I’ve been using Neovim (and before that, Vim) for 20 years, and as such spend most of my day in the terminal. I like it there. As dumb as it sounds, it makes me happy.
That doesn’t mean I’ve mastered Neovim though, much less the other tools that make the terminal so powerful. The esoteric superpowers of sed and awk still elude me. The dream of effortlessly piping text through a series of small, precision tools, to achieve exactly the output I desire is still just a dream.
If anything, I feel as though my knowledge narrowed over the last decade or so, as I fell into familiar patterns of use which work well enough.
A few months ago, I decided it was time to learn my tools properly. To focus on the fundamentals that do not change.
Today, that seems almost embarrassingly naive.
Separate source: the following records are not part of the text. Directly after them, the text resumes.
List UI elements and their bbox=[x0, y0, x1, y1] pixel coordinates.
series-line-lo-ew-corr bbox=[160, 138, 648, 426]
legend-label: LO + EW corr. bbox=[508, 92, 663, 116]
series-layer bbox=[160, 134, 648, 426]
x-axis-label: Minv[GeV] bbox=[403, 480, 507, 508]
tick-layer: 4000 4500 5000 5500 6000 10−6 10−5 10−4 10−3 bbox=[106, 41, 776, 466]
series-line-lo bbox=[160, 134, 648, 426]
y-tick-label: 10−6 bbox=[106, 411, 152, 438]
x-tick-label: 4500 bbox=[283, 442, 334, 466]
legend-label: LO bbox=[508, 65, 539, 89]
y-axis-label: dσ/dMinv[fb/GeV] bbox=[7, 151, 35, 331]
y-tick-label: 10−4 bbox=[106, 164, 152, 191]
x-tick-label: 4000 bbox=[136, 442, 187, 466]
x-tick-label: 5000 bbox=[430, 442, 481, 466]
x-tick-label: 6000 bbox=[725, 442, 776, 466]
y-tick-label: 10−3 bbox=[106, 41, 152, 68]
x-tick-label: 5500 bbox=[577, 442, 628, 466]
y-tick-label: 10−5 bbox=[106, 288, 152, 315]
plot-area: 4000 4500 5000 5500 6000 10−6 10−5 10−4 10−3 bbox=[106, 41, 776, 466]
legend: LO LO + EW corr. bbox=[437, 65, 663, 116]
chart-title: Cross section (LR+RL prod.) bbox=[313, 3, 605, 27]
It’s not that I’ve been completely oblivious to the rise of AI coding agents. I’ve used them, on and off, for at least the past couple of years, particularly for throwaway code that I have no intention of reusing (much less maintaining). For real work, though, they pretty much sucked.
In mid-2025, after several joyless (and expensive) weeks giving Claude Code a decent shot, I decided enough was enough. The much-vaunted productivity gains were nowhere to be found, and in their stead was the misery of wrangling a hyperactive toddler who cannot be left alone for even the briefest of moments, lest they trash the entire house.
Hence my decision to double down on the nerd tools, and step away from the AI hype. On reflection, this may have been pure psychological self-preservation.
I was recently drawn back in, and being completely honest, I’m freaking out ever so slightly.
It’s not that the agents are now producing flawless code. I spent a good 20 minutes yesterday watching one tie itself in knots trying to write a regex: first in Sed, then in Bash, and finally in Python (six times). By the time I pulled the plug, it had ruined all of the correct files without doing anything to fix the original problem.
For the most part, though, they seem to have become good enough. Good enough that choosing to focus on the fundamentals seems rather foolish.
Sure, Claude still occasionally faceplants on a regex, but most of the time it sticks the landing. At this point, learning Awk seems about as sane as mastering the loom. Do it as a hobby, by all means, but don’t delude yourself that it’s a useful skill.
Like I said, I may be freaking out ever so slightly.
Thankfully, there are some people out there who are better at articulating their feelings than I am. Dave Kiss, in particular, has some interesting thoughts on where we are, where we’re going, and what we’ve lost.
You can be grateful for the efficiency and still mourn what it cost. You can use the tools every day and still feel the weight of what they’ve changed about your craft, your career, your sense of what it means to be good at this.The code was never the point, maybe. But for a lot of us, it felt like it was. And that feeling doesn’t just disappear because the tools got better.
Dave Kiss, Stop calling it vibe coding
He’s not wrong, but it does make me wonder: even if the code was not the point, what do you do if it was the thing that brought you joy?